“There is one question which we seldom ask each other directly: it is too brutal. And yet it is the only question worth asking our fellow travelers. What makes you go on living? Why don’t you kill yourself? Why is all this bearable? What makes you bear it?
Could I answer that question about myself? No. Yes. Perhaps … I supposed, vaguely, that it was a kind of balance, a complex of tensions. You did whatever was next on the list. A meal to be eaten. Chapter eleven to be written. The telephone rings. You go off somewhere in a taxi. There is one’s job. There are amusements. There are people. There are books. There are things to be bought in shops. There is always something new. There has to be. Otherwise, the balance would be upset, the tension would break.
It seemed to me that I had always done whatever people recommended. You were born; it was like entering a restaurant. The waiter came forward with a lot of suggestions.
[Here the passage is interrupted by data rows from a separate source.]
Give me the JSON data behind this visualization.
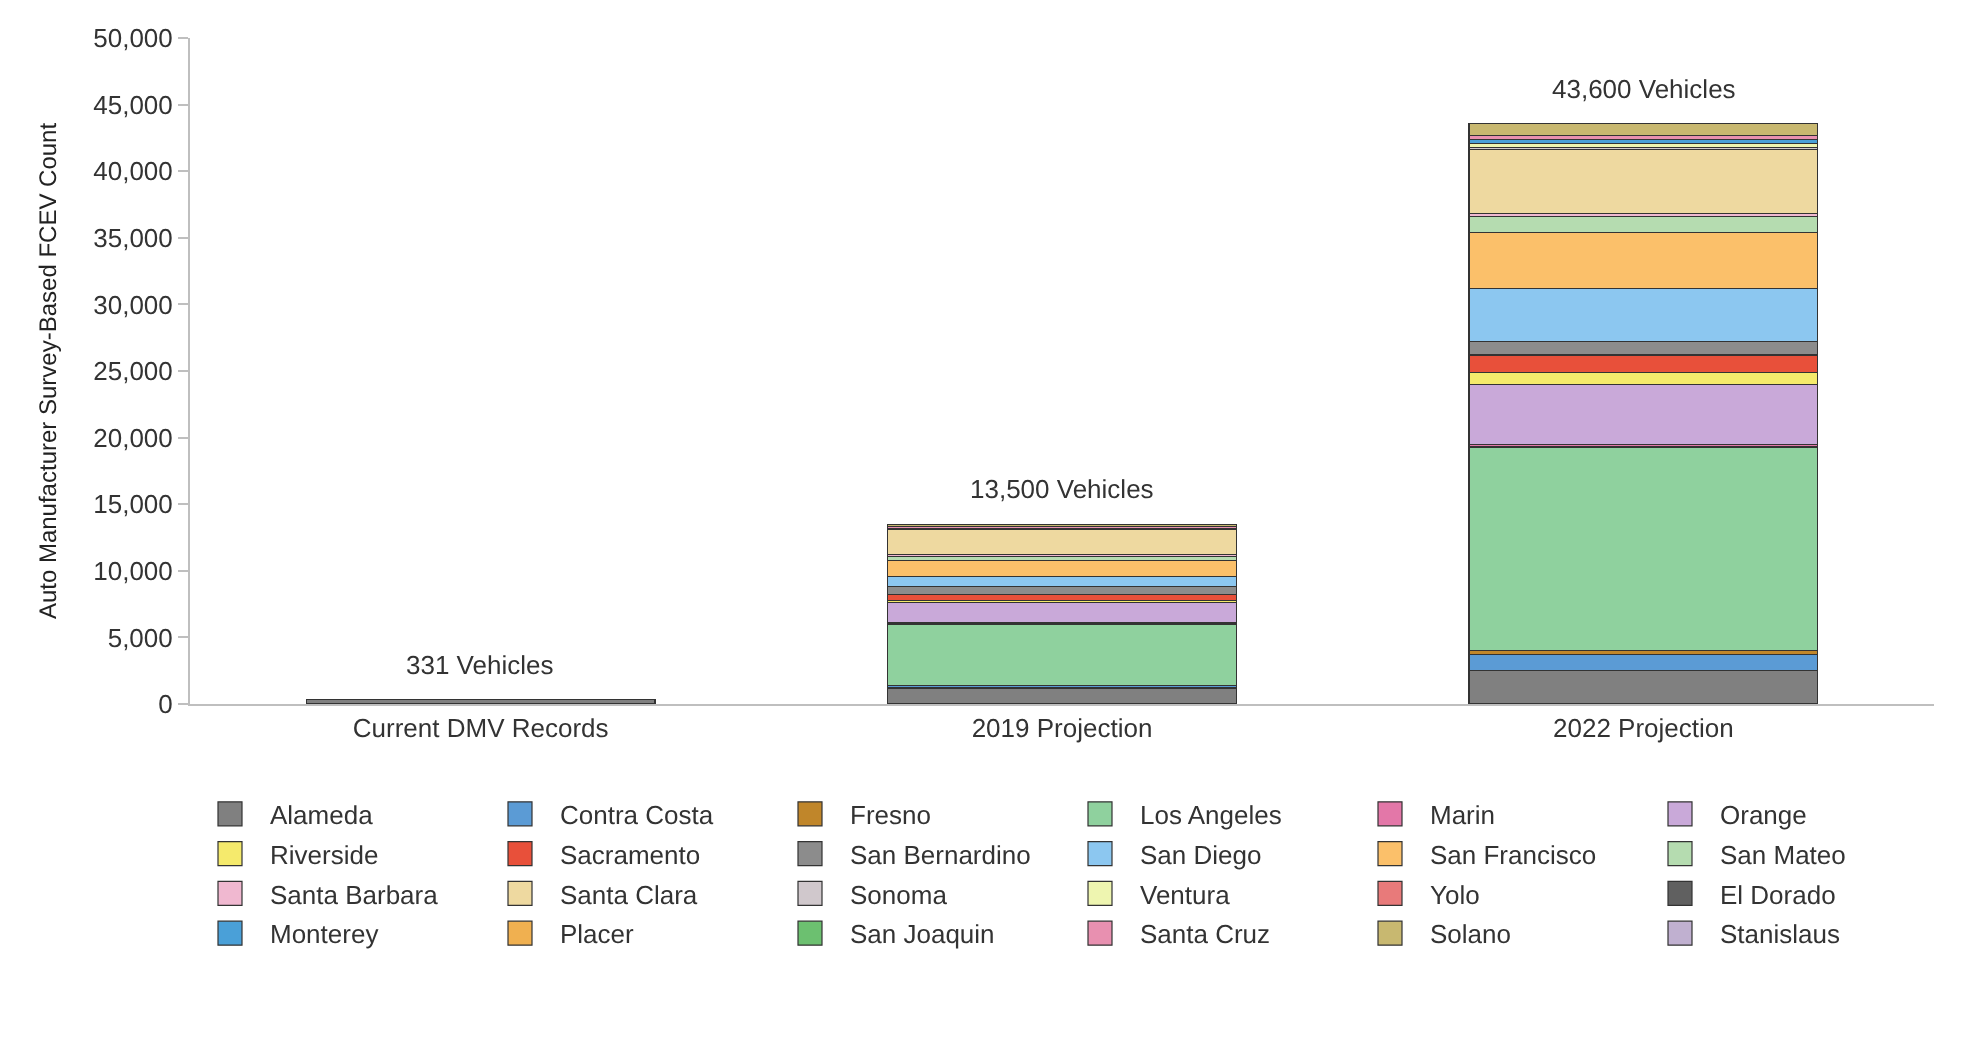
{
  "chart_data": {
    "type": "bar",
    "stacked": true,
    "ylabel": "Auto Manufacturer Survey-Based FCEV Count",
    "categories": [
      "Current DMV Records",
      "2019 Projection",
      "2022 Projection"
    ],
    "ylim": [
      0,
      50000
    ],
    "yticks": [
      {
        "value": 0,
        "label": "0"
      },
      {
        "value": 5000,
        "label": "5,000"
      },
      {
        "value": 10000,
        "label": "10,000"
      },
      {
        "value": 15000,
        "label": "15,000"
      },
      {
        "value": 20000,
        "label": "20,000"
      },
      {
        "value": 25000,
        "label": "25,000"
      },
      {
        "value": 30000,
        "label": "30,000"
      },
      {
        "value": 35000,
        "label": "35,000"
      },
      {
        "value": 40000,
        "label": "40,000"
      },
      {
        "value": 45000,
        "label": "45,000"
      },
      {
        "value": 50000,
        "label": "50,000"
      }
    ],
    "legend": "bottom",
    "totals": [
      "331 Vehicles",
      "13,500 Vehicles",
      "43,600 Vehicles"
    ],
    "series": [
      {
        "name": "Alameda",
        "color": "#808080",
        "values": [
          331,
          1200,
          2500
        ]
      },
      {
        "name": "Contra Costa",
        "color": "#5b9bd5",
        "values": [
          null,
          200,
          1200
        ]
      },
      {
        "name": "Fresno",
        "color": "#c0862a",
        "values": [
          null,
          null,
          300
        ]
      },
      {
        "name": "Los Angeles",
        "color": "#8fd19e",
        "values": [
          null,
          4600,
          15300
        ]
      },
      {
        "name": "Marin",
        "color": "#e377a8",
        "values": [
          null,
          100,
          200
        ]
      },
      {
        "name": "Orange",
        "color": "#c9a9d9",
        "values": [
          null,
          1500,
          4500
        ]
      },
      {
        "name": "Riverside",
        "color": "#f5ea6c",
        "values": [
          null,
          200,
          900
        ]
      },
      {
        "name": "Sacramento",
        "color": "#e8503a",
        "values": [
          null,
          400,
          1300
        ]
      },
      {
        "name": "San Bernardino",
        "color": "#8c8c8c",
        "values": [
          null,
          600,
          1000
        ]
      },
      {
        "name": "San Diego",
        "color": "#8cc7f0",
        "values": [
          null,
          800,
          4000
        ]
      },
      {
        "name": "San Francisco",
        "color": "#fbc06a",
        "values": [
          null,
          1200,
          4200
        ]
      },
      {
        "name": "San Mateo",
        "color": "#b5dcb0",
        "values": [
          null,
          300,
          1200
        ]
      },
      {
        "name": "Santa Barbara",
        "color": "#f0b8d0",
        "values": [
          null,
          100,
          200
        ]
      },
      {
        "name": "Santa Clara",
        "color": "#eed9a0",
        "values": [
          null,
          1900,
          4800
        ]
      },
      {
        "name": "Sonoma",
        "color": "#d0c8cc",
        "values": [
          null,
          null,
          200
        ]
      },
      {
        "name": "Ventura",
        "color": "#eef5b0",
        "values": [
          null,
          null,
          300
        ]
      },
      {
        "name": "Yolo",
        "color": "#e87a7a",
        "values": [
          null,
          null,
          null
        ]
      },
      {
        "name": "El Dorado",
        "color": "#606060",
        "values": [
          null,
          null,
          null
        ]
      },
      {
        "name": "Monterey",
        "color": "#4aa0d8",
        "values": [
          null,
          100,
          300
        ]
      },
      {
        "name": "Placer",
        "color": "#f0b050",
        "values": [
          null,
          null,
          null
        ]
      },
      {
        "name": "San Joaquin",
        "color": "#6cc070",
        "values": [
          null,
          null,
          null
        ]
      },
      {
        "name": "Santa Cruz",
        "color": "#e890b0",
        "values": [
          null,
          100,
          300
        ]
      },
      {
        "name": "Solano",
        "color": "#c8b870",
        "values": [
          null,
          200,
          900
        ]
      },
      {
        "name": "Stanislaus",
        "color": "#c0b0d0",
        "values": [
          null,
          null,
          null
        ]
      }
    ]
  }
}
You said, ‘What do you advise?’ And you ate it, and supposed you liked it, because it was expensive, or out of season, or had been a favorite of King Edward the Seventh. The waiter had recommended teddy bears, football, cigarettes, motor bikes, whiskey, Bach, poker, the culture of Classical Greece. Above all, he had recommended Love: a very strange dish,” – Christopher Isherwood, Prater Violet: A Novel.